Chiedo scusa a chi legge se mi rifaccio sempre alla lingua ebraica. Non la considero l’unica lingua capace di comunicare con Dio, però è la lingua dalla quale dipendono tutte le nostre conoscenze su Dio, secondo la fede degli ebrei e di noi cristiani. A volte certe parole diventate comuni si riempiono di significati impensati se pronunciate nella lingua originale. È il caso della preghiera e del verbo corrispondente.


Pregare, in ebraico è hitpallel e preghiera è tefillah. Il verbo ha come primo significato “giudicare” e nella forma (o coniugazione) dove assume il senso di pregare, indica un’azione riflessiva o reciproca. Per capirci meglio, pensiamo al verbo “lavarsi”: generalmente è usato come riflessivo ma può indicare anche uno scambio di servizi tra due o più persone. Quindi il verbo hitpallel avrebbe il significato di “giudicare il proprio comportamento” e anche quello di “giudicare il comportamento di un altro che, a sua volta fa lo stesso verso di noi”. Trattandosi di un giudizio, si presuppone un dialogo o con se stessi o con una terza persona che, nel contesto specifico, è nientemeno che Dio.
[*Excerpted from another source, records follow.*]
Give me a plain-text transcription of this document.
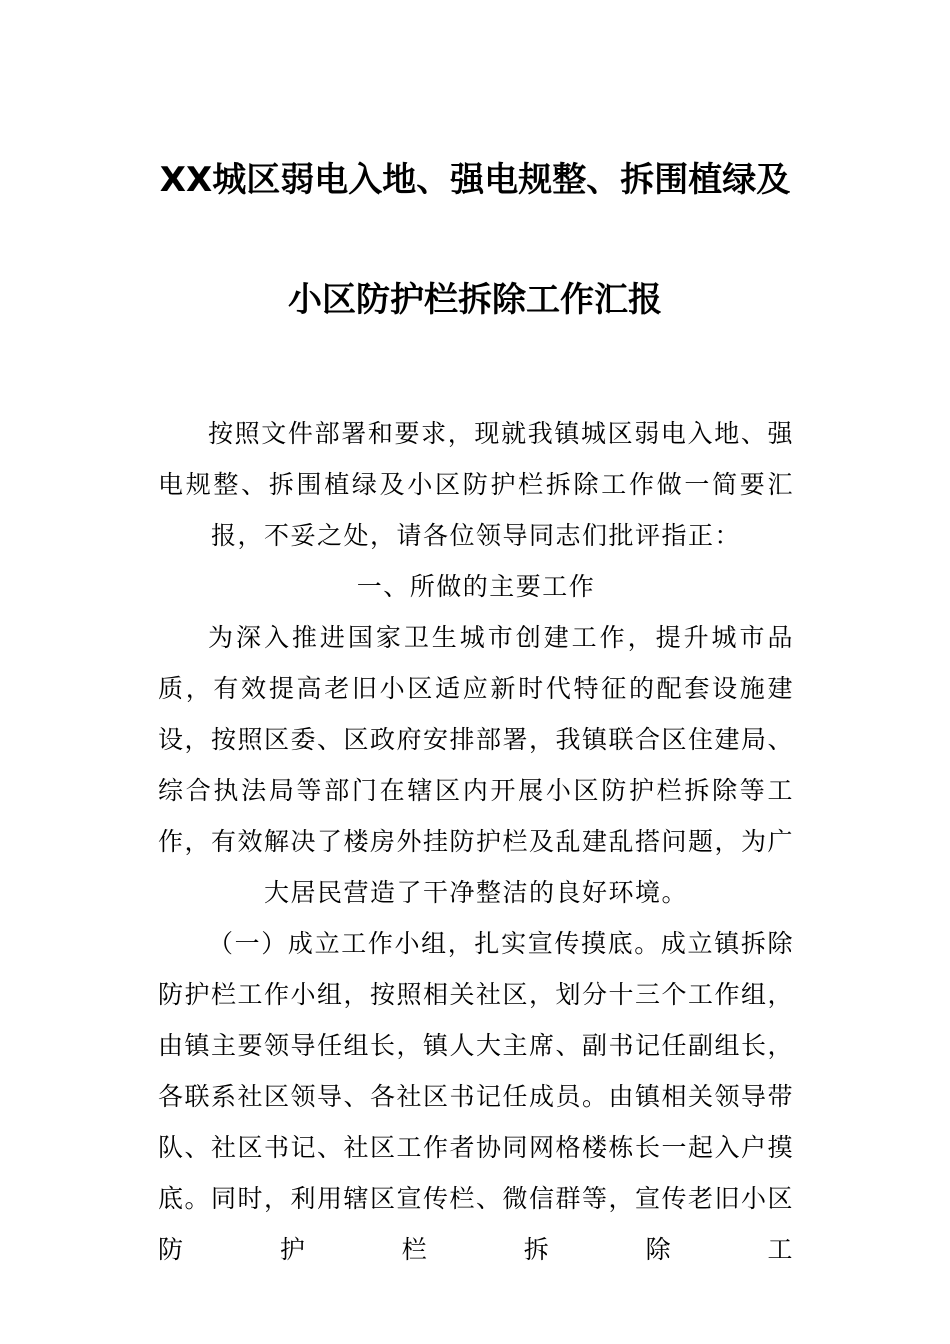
XX城区弱电入地、强电规整、拆围植绿及
小区防护栏拆除工作汇报

按照文件部署和要求，现就我镇城区弱电入地、强电规整、拆围植绿及小区防护栏拆除工作做一简要汇报，不妥之处，请各位领导同志们批评指正：

一、所做的主要工作

为深入推进国家卫生城市创建工作，提升城市品质，有效提高老旧小区适应新时代特征的配套设施建设，按照区委、区政府安排部署，我镇联合区住建局、综合执法局等部门在辖区内开展小区防护栏拆除等工作，有效解决了楼房外挂防护栏及乱建乱搭问题，为广大居民营造了干净整洁的良好环境。

（一）成立工作小组，扎实宣传摸底。成立镇拆除防护栏工作小组，按照相关社区，划分十三个工作组，由镇主要领导任组长，镇人大主席、副书记任副组长，各联系社区领导、各社区书记任成员。由镇相关领导带队、社区书记、社区工作者协同网格楼栋长一起入户摸底。同时，利用辖区宣传栏、微信群等，宣传老旧小区防护栏拆除工
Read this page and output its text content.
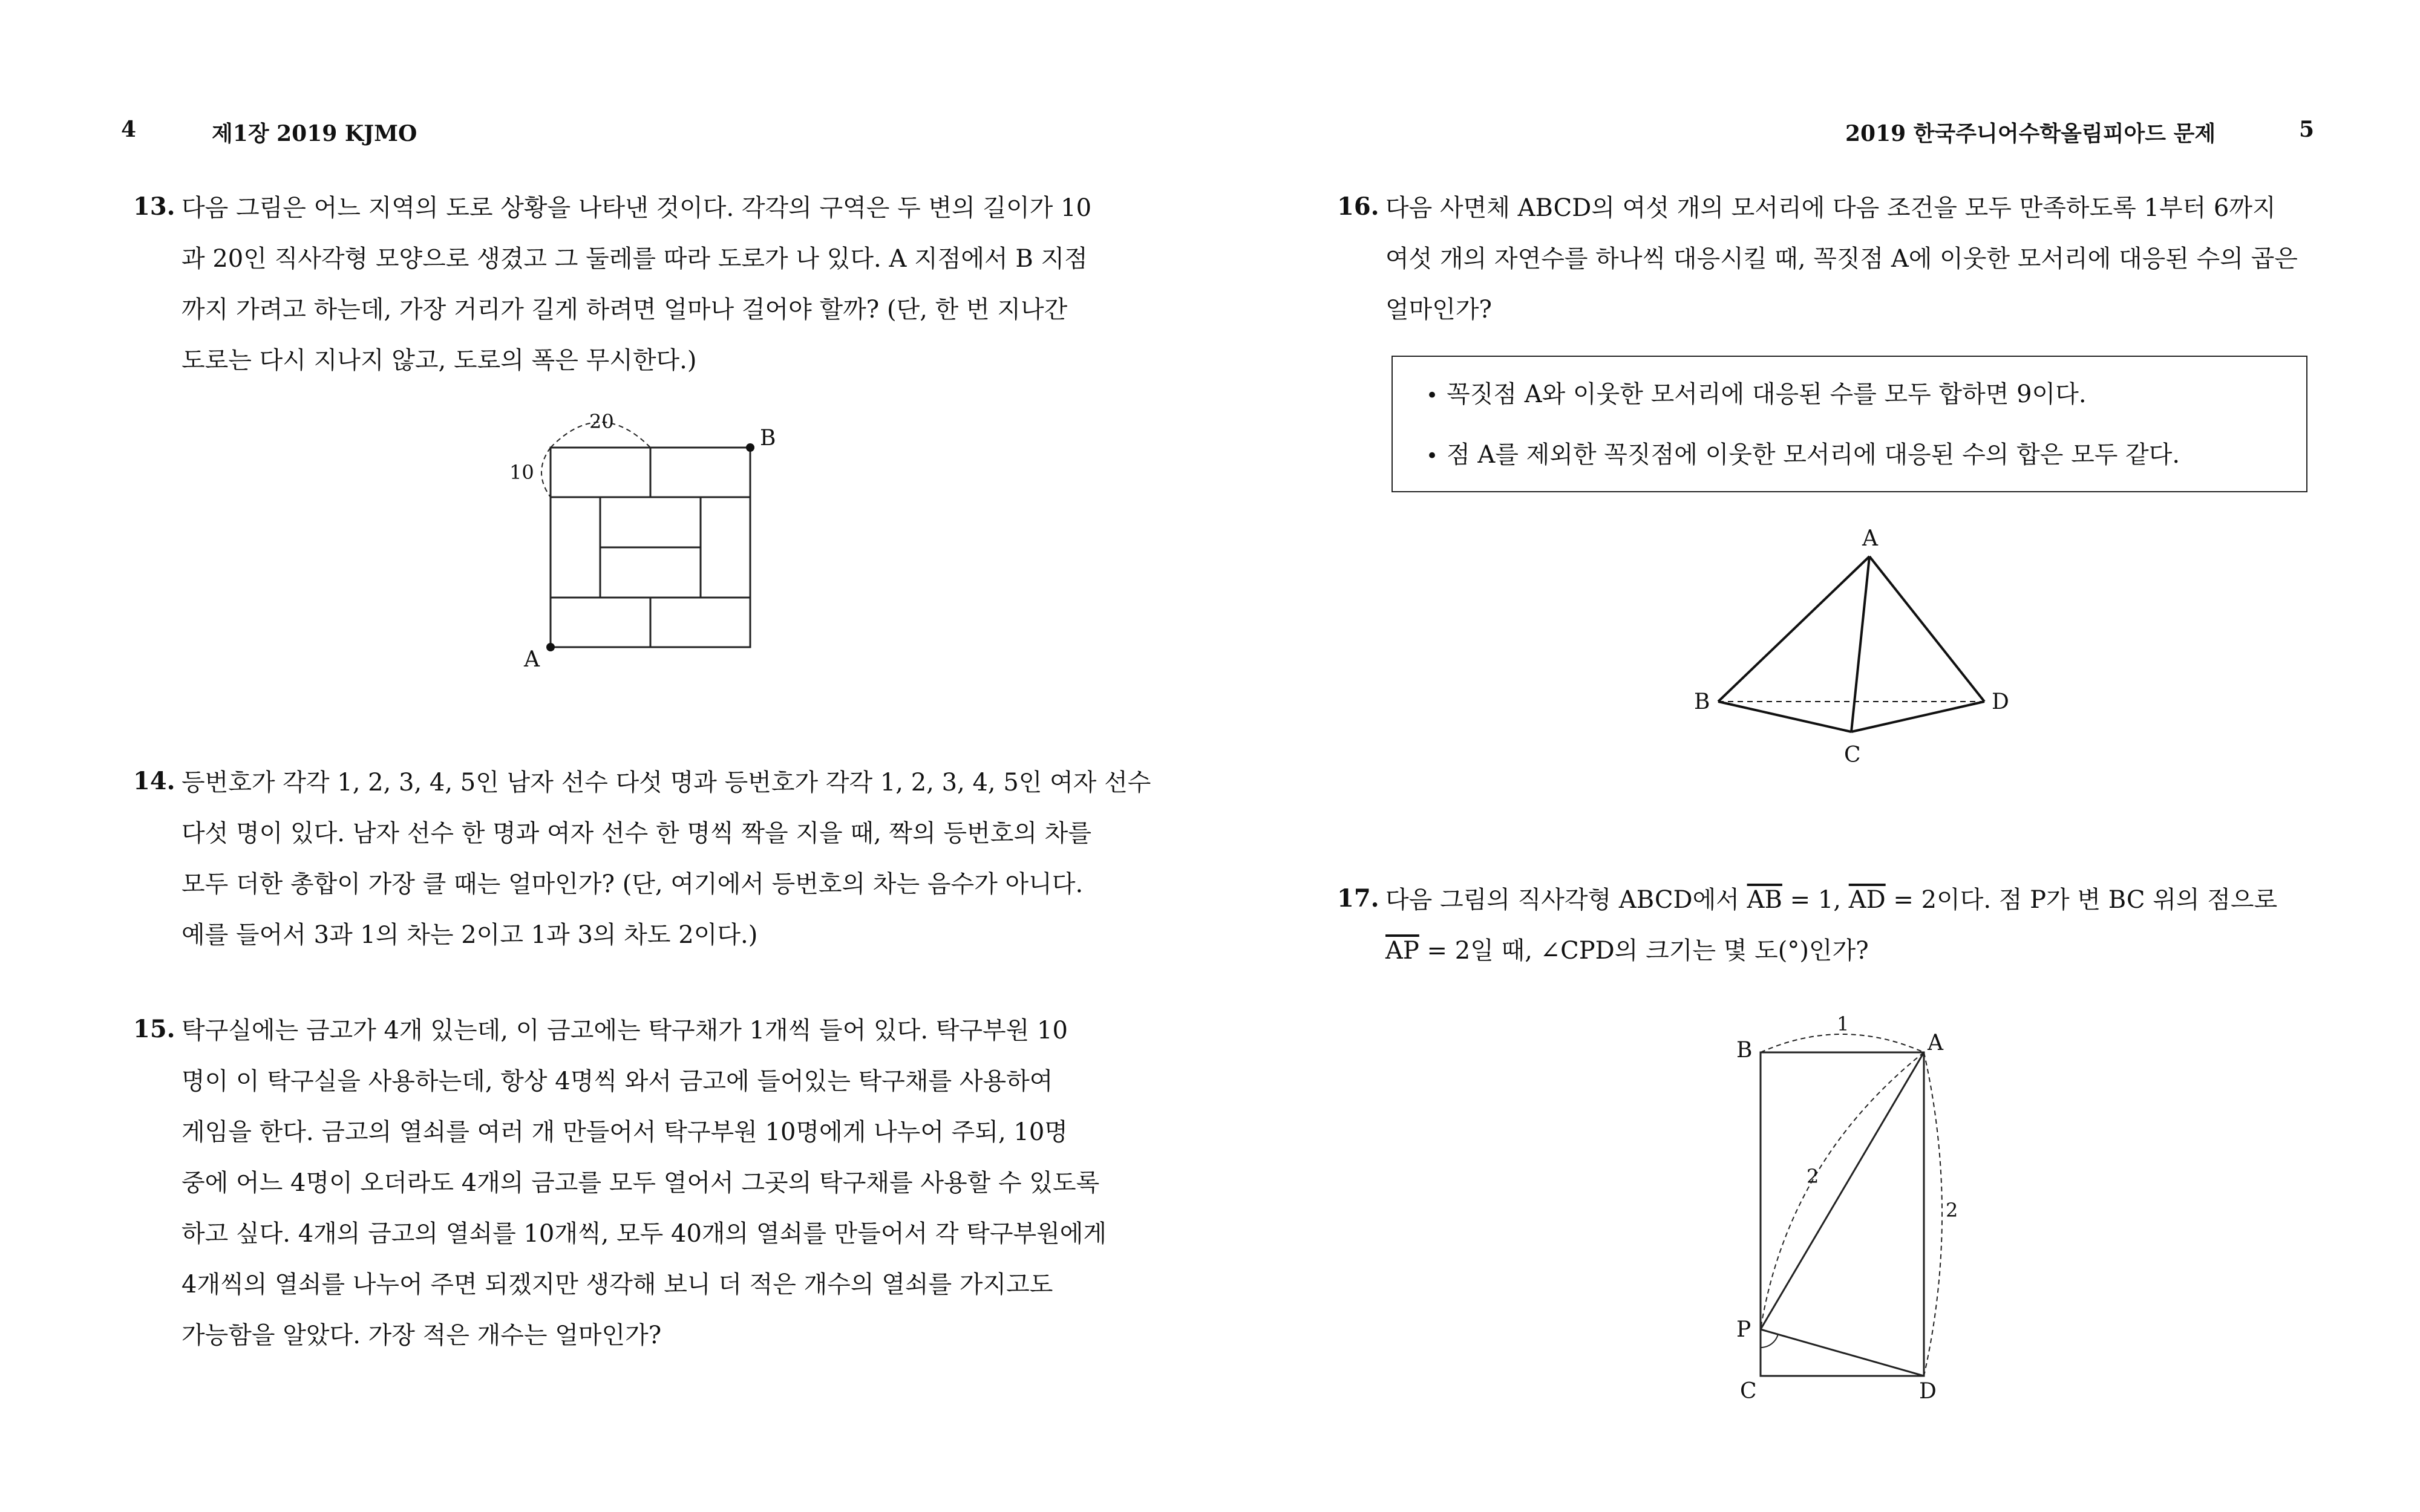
4	제1장 2019 KJMO
13. 다음 그림은 어느 지역의 도로 상황을 나타낸 것이다. 각각의 구역은 두 변의 길이가 10
과 20인 직사각형 모양으로 생겼고 그 둘레를 따라 도로가 나 있다. A 지점에서 B 지점
까지 가려고 하는데, 가장 거리가 길게 하려면 얼마나 걸어야 할까? (단, 한 번 지나간
도로는 다시 지나지 않고, 도로의 폭은 무시한다.)
20
10
B
A
14. 등번호가 각각 1, 2, 3, 4, 5인 남자 선수 다섯 명과 등번호가 각각 1, 2, 3, 4, 5인 여자 선수
다섯 명이 있다. 남자 선수 한 명과 여자 선수 한 명씩 짝을 지을 때, 짝의 등번호의 차를
모두 더한 총합이 가장 클 때는 얼마인가? (단, 여기에서 등번호의 차는 음수가 아니다.
예를 들어서 3과 1의 차는 2이고 1과 3의 차도 2이다.)
15. 탁구실에는 금고가 4개 있는데, 이 금고에는 탁구채가 1개씩 들어 있다. 탁구부원 10
명이 이 탁구실을 사용하는데, 항상 4명씩 와서 금고에 들어있는 탁구채를 사용하여
게임을 한다. 금고의 열쇠를 여러 개 만들어서 탁구부원 10명에게 나누어 주되, 10명
중에 어느 4명이 오더라도 4개의 금고를 모두 열어서 그곳의 탁구채를 사용할 수 있도록
하고 싶다. 4개의 금고의 열쇠를 10개씩, 모두 40개의 열쇠를 만들어서 각 탁구부원에게
4개씩의 열쇠를 나누어 주면 되겠지만 생각해 보니 더 적은 개수의 열쇠를 가지고도
가능함을 알았다. 가장 적은 개수는 얼마인가?
2019 한국주니어수학올림피아드 문제	5
16. 다음 사면체 ABCD의 여섯 개의 모서리에 다음 조건을 모두 만족하도록 1부터 6까지
여섯 개의 자연수를 하나씩 대응시킬 때, 꼭짓점 A에 이웃한 모서리에 대응된 수의 곱은
얼마인가?
• 꼭짓점 A와 이웃한 모서리에 대응된 수를 모두 합하면 9이다.
• 점 A를 제외한 꼭짓점에 이웃한 모서리에 대응된 수의 합은 모두 같다.
A
B
C
D
17. 다음 그림의 직사각형 ABCD에서 $\overline{AB} = 1$, $\overline{AD} = 2$이다. 점 P가 변 BC 위의 점으로
$\overline{AP} = 2$일 때, ∠CPD의 크기는 몇 도(°)인가?
1
2
2
B	A
P
C	D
In pratica, la preghiera è sentita come un confronto tra la propria vita e la volontà di Dio espressa nei comandamenti, ma anche come una verifica della fedeltà di Dio alle sue promesse. Partendo da queste considerazioni non possiamo più identificare la preghiera con la recita di formule fisse anche se avallate da tradizioni secolari. La stessa invocazione conclusiva della preghiera che ci ha insegnato Gesù “ma liberaci dal male” esce dal generico per assumere le fattezze non tanto di persone singole quanto di comportamenti contrari all’insegnamento del vangelo che ci sono proposti con un bombardamento continuo di messaggi.

Il primo “giudizio” che la preghiera ci invita a pronunciare è su noi stessi, sulla nostra risposta alle sollecitazioni a considerare la ricchezza e il piacere egoistico l’unico scopo della vita. È questo il nemico per cui dobbiamo pregare perché modifichi i suoi messaggi che portano alla morte trasformandoli in inviti a vivere felici insieme agli altri e non escludendo qualcuno. E Dio ci risponderà facendoci capire che tocca a noi reagire, dissociandoci dalle lusinghe ingannevoli e dimostrando con i fatti che è possibile realizzare una società più giusta. Senza aspettare che ci venga recapitata dagli angeli in confezione regalo con tutti gli accessori e perfettamente funzionante.

A parte la buona fede di tanti cristiani che si sono fatti dei meriti, grazie alla misericordia di Dio, biascicando rosari o inventando “coroncine” fantasiose, penso che sia doveroso dare alla nostra preghiera un contenuto diverso che non ci lasci come eravamo ma che ci spinga a migliorare la vita nostra e della società di cui siamo parte.